Melcher, holding a bottle of Cobra in a brown paper bag, says she has
been a junkie for years, but she complains she is sick and tired of
being targeted by the police. She wants to know why they aren't busy
arresting the white suppliers, the big guys in their condos downtown,
who send the drugs to the street. "That's not right to pick up the
junkies and put them in jail," she says angrily.

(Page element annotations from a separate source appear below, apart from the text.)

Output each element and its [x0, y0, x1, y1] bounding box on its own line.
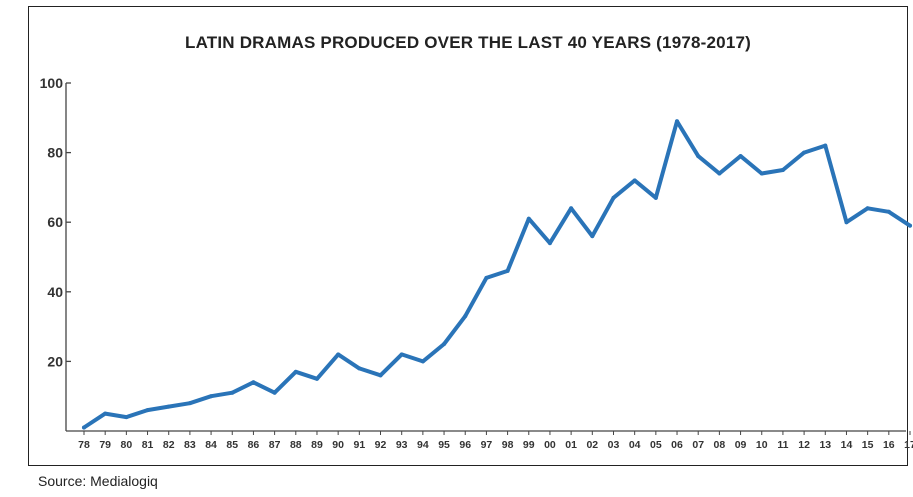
x-tick-label-83: 83: [184, 439, 196, 451]
data-point-95: [442, 342, 447, 346]
data-point-86: [251, 380, 256, 385]
data-point-89: [314, 376, 319, 381]
x-tick-label-11: 11: [777, 439, 788, 451]
data-point-15: [865, 206, 870, 211]
x-tick-label-02: 02: [586, 439, 598, 451]
data-point-12: [802, 150, 807, 155]
data-point-92: [378, 373, 383, 378]
data-point-90: [336, 352, 341, 357]
x-tick-label-87: 87: [269, 439, 281, 451]
data-point-05: [653, 195, 658, 200]
data-point-06: [675, 119, 680, 124]
x-tick-label-14: 14: [841, 439, 853, 451]
x-tick-label-00: 00: [544, 439, 556, 451]
series-layer: [82, 119, 912, 430]
data-point-07: [696, 154, 701, 159]
x-tick-label-85: 85: [226, 439, 238, 451]
x-tick-label-79: 79: [99, 439, 111, 451]
x-tick-label-94: 94: [417, 439, 429, 451]
data-point-84: [209, 394, 214, 399]
x-tick-label-09: 09: [735, 439, 747, 451]
x-tick-label-82: 82: [163, 439, 175, 451]
x-tick-label-80: 80: [121, 439, 133, 451]
x-tick-label-78: 78: [78, 439, 90, 451]
data-point-96: [463, 314, 468, 319]
x-tick-label-17: 17: [904, 439, 913, 451]
y-tick-label-80: 80: [47, 145, 63, 161]
data-point-81: [145, 408, 150, 413]
data-point-98: [505, 268, 510, 273]
x-tick-label-13: 13: [819, 439, 831, 451]
x-tick-label-99: 99: [523, 439, 535, 451]
data-point-85: [230, 390, 235, 395]
data-point-13: [823, 143, 828, 148]
x-tick-label-89: 89: [311, 439, 323, 451]
y-tick-label-60: 60: [47, 214, 63, 230]
x-tick-label-98: 98: [502, 439, 514, 451]
x-tick-label-96: 96: [459, 439, 471, 451]
series-line-0: [82, 119, 912, 430]
data-point-16: [886, 209, 891, 214]
x-tick-label-92: 92: [375, 439, 387, 451]
data-point-99: [526, 216, 531, 221]
x-tick-label-05: 05: [650, 439, 662, 451]
y-axis: 20 40 60 80 100: [40, 75, 71, 431]
data-point-01: [569, 206, 574, 211]
data-point-87: [272, 390, 277, 395]
x-tick-label-06: 06: [671, 439, 683, 451]
data-point-88: [293, 369, 298, 374]
x-axis: 78 79 80 81 82 83 84 85 86 87 88 89 90 91 92 93 94 95 96 97…: [66, 430, 913, 451]
data-point-04: [632, 178, 637, 183]
data-point-00: [547, 241, 552, 246]
data-point-93: [399, 352, 404, 357]
x-tick-label-93: 93: [396, 439, 408, 451]
data-point-94: [420, 359, 425, 364]
x-tick-label-84: 84: [205, 439, 217, 451]
x-tick-label-15: 15: [862, 439, 874, 451]
x-tick-label-86: 86: [248, 439, 260, 451]
chart-title: LATIN DRAMAS PRODUCED OVER THE LAST 40 Y…: [184, 33, 752, 52]
x-tick-label-08: 08: [714, 439, 726, 451]
data-point-03: [611, 195, 616, 200]
data-point-08: [717, 171, 722, 176]
x-tick-label-95: 95: [438, 439, 450, 451]
x-tick-label-81: 81: [142, 439, 154, 451]
data-point-10: [759, 171, 764, 176]
data-point-80: [124, 415, 129, 420]
x-tick-label-97: 97: [481, 439, 493, 451]
data-point-97: [484, 275, 489, 280]
y-tick-label-40: 40: [47, 284, 63, 300]
x-tick-label-07: 07: [692, 439, 704, 451]
data-point-11: [780, 168, 785, 172]
x-tick-label-88: 88: [290, 439, 302, 451]
x-tick-label-03: 03: [608, 439, 620, 451]
data-point-82: [166, 404, 171, 409]
x-tick-label-12: 12: [798, 439, 810, 451]
chart-frame: [28, 6, 908, 466]
y-tick-label-20: 20: [47, 353, 63, 369]
data-point-91: [357, 366, 362, 371]
x-tick-label-91: 91: [353, 439, 365, 451]
x-tick-label-16: 16: [883, 439, 895, 451]
x-tick-label-01: 01: [565, 439, 577, 451]
data-point-09: [738, 154, 743, 159]
data-point-78: [82, 425, 86, 430]
data-point-83: [187, 401, 192, 406]
data-point-02: [590, 234, 595, 239]
source-note: Source: Medialogiq: [38, 473, 158, 489]
y-tick-label-100: 100: [40, 75, 64, 91]
x-tick-label-04: 04: [629, 439, 641, 451]
x-tick-label-10: 10: [756, 439, 768, 451]
data-point-14: [844, 220, 849, 225]
data-point-17: [908, 223, 912, 228]
data-point-79: [103, 411, 108, 416]
x-tick-label-90: 90: [332, 439, 344, 451]
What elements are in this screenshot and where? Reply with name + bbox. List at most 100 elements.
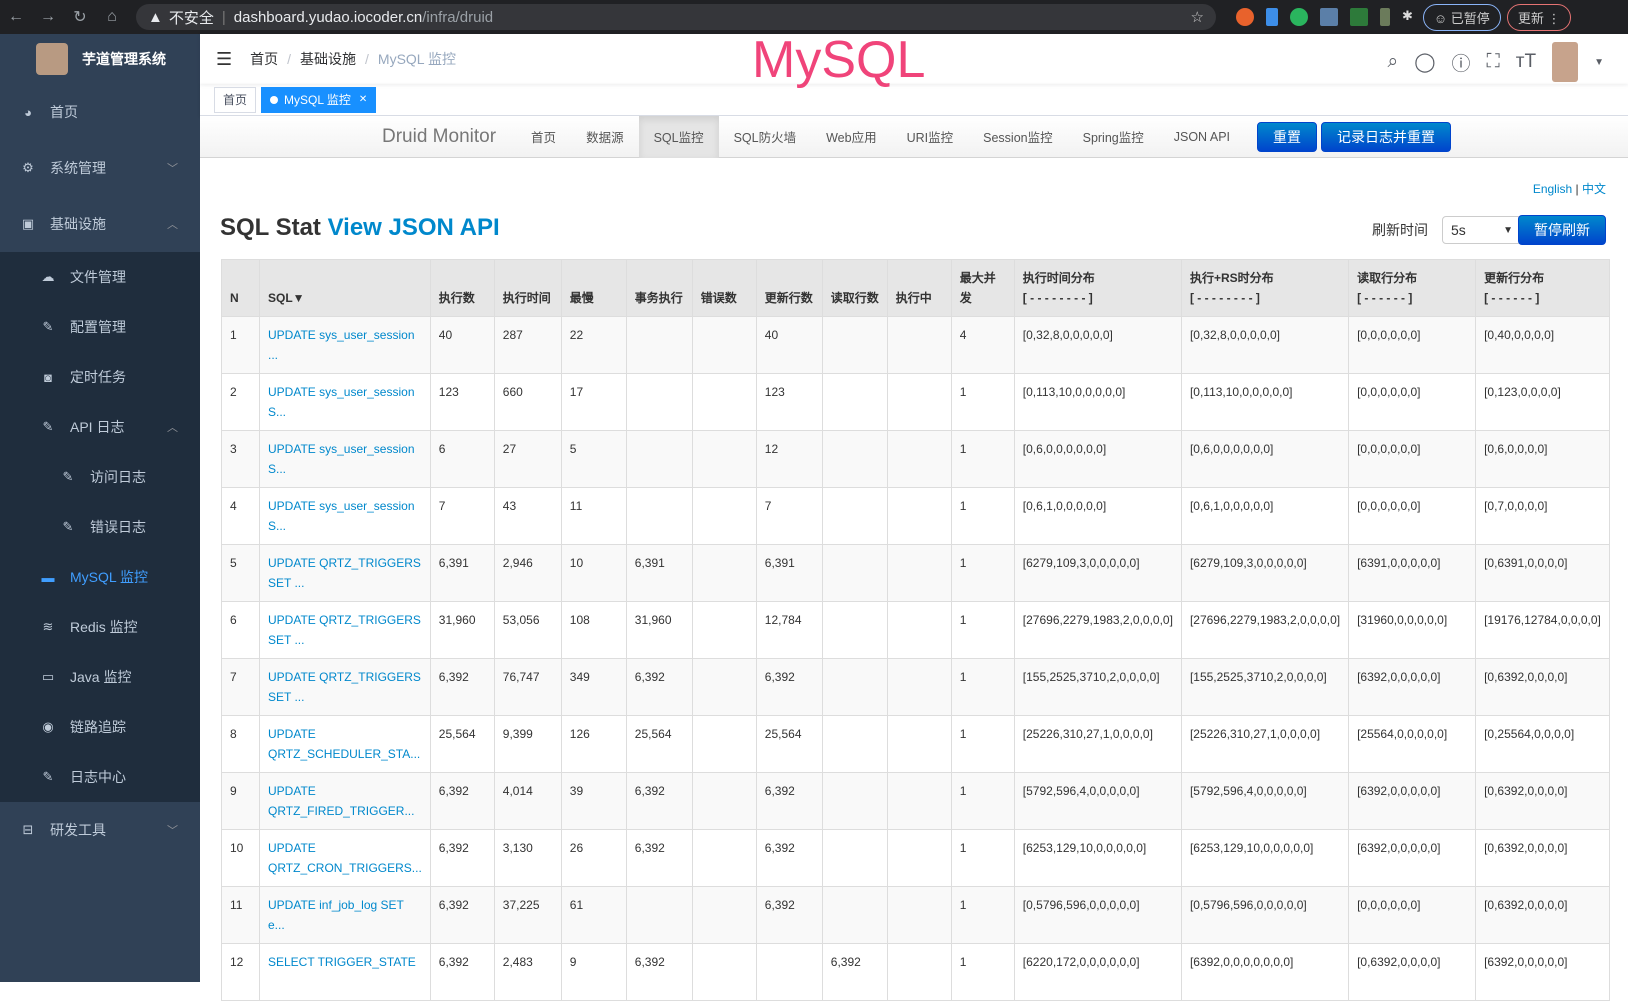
table-cell	[691, 487, 757, 545]
sidebar-item-trace[interactable]: ◉ 链路追踪	[0, 702, 200, 752]
sql-link[interactable]: UPDATE QRTZ_TRIGGERS SET ...	[268, 556, 421, 590]
extension-icon[interactable]	[1266, 8, 1278, 26]
sql-link[interactable]: SELECT TRIGGER_STATE	[268, 955, 416, 969]
sql-link[interactable]: UPDATE QRTZ_CRON_TRIGGERS...	[268, 841, 422, 875]
sidebar-item-label: 配置管理	[70, 319, 126, 335]
sidebar-item-api-log[interactable]: ✎ API 日志 ︿	[0, 402, 200, 452]
sidebar-item-error-log[interactable]: ✎ 错误日志	[0, 502, 200, 552]
column-header: 执行数	[429, 259, 495, 317]
bookmark-star-icon[interactable]: ☆	[1190, 9, 1204, 26]
table-cell: [6279,109,3,0,0,0,0,0]	[1013, 544, 1182, 602]
sidebar-item-mysql[interactable]: ▬ MySQL 监控	[0, 552, 200, 602]
close-icon[interactable]: ✕	[358, 94, 368, 105]
cell-value: 1	[959, 955, 967, 969]
sidebar-item-access-log[interactable]: ✎ 访问日志	[0, 452, 200, 502]
sidebar-logo[interactable]: 芋道管理系统	[0, 34, 200, 84]
hamburger-icon[interactable]: ☰	[216, 48, 233, 69]
table-cell: [0,5796,596,0,0,0,0,0]	[1180, 886, 1349, 944]
extension-icon[interactable]	[1380, 8, 1390, 26]
sql-link[interactable]: UPDATE inf_job_log SET e...	[268, 898, 404, 932]
sidebar-item-system[interactable]: ⚙ 系统管理 ﹀	[0, 140, 200, 196]
druid-nav-wall[interactable]: SQL防火墙	[733, 131, 797, 145]
table-cell: 2	[221, 373, 260, 431]
reload-icon[interactable]: ↻	[73, 9, 87, 26]
cell-value: 6,392	[438, 898, 469, 912]
sidebar-item-config[interactable]: ✎ 配置管理	[0, 302, 200, 352]
search-icon[interactable]: ⌕	[1387, 51, 1399, 72]
pause-refresh-button[interactable]: 暂停刷新	[1518, 215, 1606, 245]
view-json-api-link[interactable]: View JSON API	[327, 214, 500, 241]
caret-down-icon[interactable]: ▼	[1594, 56, 1604, 68]
sidebar-item-log-center[interactable]: ✎ 日志中心	[0, 752, 200, 802]
chevron-down-icon: ﹀	[167, 163, 178, 175]
druid-nav-spring[interactable]: Spring监控	[1082, 131, 1144, 145]
table-cell: 10	[560, 544, 627, 602]
table-cell: UPDATE sys_user_session S...	[259, 487, 431, 545]
table-cell: 8	[221, 715, 260, 773]
sidebar-item-file[interactable]: ☁ 文件管理	[0, 252, 200, 302]
sql-link[interactable]: UPDATE QRTZ_TRIGGERS SET ...	[268, 613, 421, 647]
avatar[interactable]	[1552, 42, 1579, 82]
lang-english-link[interactable]: English	[1532, 182, 1573, 196]
reset-button[interactable]: 重置	[1257, 121, 1318, 152]
font-size-icon[interactable]: тT	[1515, 51, 1537, 72]
log-and-reset-button[interactable]: 记录日志并重置	[1321, 121, 1452, 152]
druid-nav-datasource[interactable]: 数据源	[586, 131, 624, 145]
sidebar-item-java[interactable]: ▭ Java 监控	[0, 652, 200, 702]
sql-link[interactable]: UPDATE QRTZ_FIRED_TRIGGER...	[268, 784, 415, 818]
cell-value: [0,6392,0,0,0,0]	[1484, 670, 1568, 684]
cell-value: [25226,310,27,1,0,0,0,0]	[1189, 727, 1321, 741]
tag-home[interactable]: 首页	[214, 86, 257, 113]
druid-nav-web[interactable]: Web应用	[826, 131, 877, 145]
druid-brand[interactable]: Druid Monitor	[382, 125, 497, 147]
druid-nav-sql[interactable]: SQL监控	[638, 115, 719, 158]
forward-icon[interactable]: →	[40, 8, 56, 25]
cell-value: 6,392	[438, 955, 469, 969]
cell-value: 8	[230, 727, 237, 741]
column-header-label: 更新行数	[764, 291, 813, 305]
back-icon[interactable]: ←	[8, 8, 24, 25]
page-title-text: SQL Stat	[220, 214, 321, 241]
cell-value: 9,399	[502, 727, 533, 741]
help-icon[interactable]: ⓘ	[1451, 53, 1471, 75]
browser-toolbar: ← → ↻ ⌂ ▲ 不安全 | dashboard.yudao.iocoder.…	[0, 0, 1628, 34]
profile-button[interactable]: ☺ 已暂停	[1422, 3, 1501, 31]
druid-nav-json-api[interactable]: JSON API	[1173, 129, 1231, 144]
table-cell	[821, 715, 888, 773]
fullscreen-icon[interactable]: ⛶	[1486, 51, 1500, 72]
extension-icon[interactable]	[1290, 8, 1308, 26]
druid-nav-uri[interactable]: URI监控	[906, 131, 954, 145]
sql-link[interactable]: UPDATE sys_user_session S...	[268, 442, 415, 476]
druid-nav-home[interactable]: 首页	[531, 131, 557, 145]
tag-mysql[interactable]: MySQL 监控 ✕	[261, 86, 377, 113]
sidebar-item-infra[interactable]: ▣ 基础设施 ︿	[0, 196, 200, 252]
sidebar-item-job[interactable]: ◙ 定时任务	[0, 352, 200, 402]
sql-link[interactable]: UPDATE sys_user_session ...	[268, 328, 415, 362]
sidebar-item-devtools[interactable]: ⊟ 研发工具 ﹀	[0, 802, 200, 858]
home-icon[interactable]: ⌂	[107, 8, 117, 25]
column-header[interactable]: SQL▼	[259, 259, 431, 317]
cell-value: 1	[959, 841, 967, 855]
sql-link[interactable]: UPDATE sys_user_session S...	[268, 499, 415, 533]
sidebar-item-home[interactable]: ◕ 首页	[0, 84, 200, 140]
sql-link[interactable]: UPDATE QRTZ_SCHEDULER_STA...	[268, 727, 421, 761]
sql-link[interactable]: UPDATE sys_user_session S...	[268, 385, 415, 419]
breadcrumb-item[interactable]: 首页	[250, 51, 279, 67]
address-bar[interactable]: ▲ 不安全 | dashboard.yudao.iocoder.cn/infra…	[136, 4, 1216, 30]
lang-chinese-link[interactable]: 中文	[1581, 182, 1606, 196]
table-cell: 6	[221, 601, 260, 659]
sidebar-item-redis[interactable]: ≋ Redis 监控	[0, 602, 200, 652]
extension-icon[interactable]	[1236, 8, 1254, 26]
extension-icon[interactable]	[1350, 8, 1368, 26]
table-cell	[886, 430, 952, 488]
github-icon[interactable]: ◯	[1414, 51, 1436, 73]
sql-link[interactable]: UPDATE QRTZ_TRIGGERS SET ...	[268, 670, 421, 704]
druid-nav-session[interactable]: Session监控	[983, 131, 1053, 145]
extension-icon[interactable]	[1320, 8, 1338, 26]
refresh-interval-select[interactable]: 5s ▼	[1442, 216, 1522, 244]
table-cell: [27696,2279,1983,2,0,0,0,0]	[1013, 601, 1182, 659]
update-button[interactable]: 更新 ⋮	[1506, 3, 1572, 31]
puzzle-icon[interactable]: ✱	[1402, 8, 1413, 23]
cell-value: 53,056	[502, 613, 540, 627]
breadcrumb-item[interactable]: 基础设施	[300, 51, 357, 67]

T.T., a thin addict in dirty black shoes with a golden teardrop
embossed in a tooth, adds that he's been around the corner long enough
to know how it works. "I been arrested a few times for drugs and I
also been a user," he says. "They arrest you and they don't give you
treatment," he says. The police presence here makes him bitter. "I
think they're really taking it out of hand because they spend more
time harassing than doing. You can't come here and tell me I can't
come here no more. I live five doors down. What are you saying, that I
can't go outside?"

"Police goes on the corner for five or 10 minutes, everybody leave.
Police goes away, everybody comes back," he adds. The crowd around him
nods.

In neighbourhoods like this one, police and health officials must
battle drugs and dealers, sure, but they will also need to end the
poverty, provide housing and jobs -- give people some hope. The city's
numbers so far show Baltimore is looking up. O'Malley, Beilenson and
the police say they will turn this place around. But after years of
drugs and murder and neglect, no one on this corner, including T.T.,
seems ready to accept that just yet.

"They ain't going to change nothing."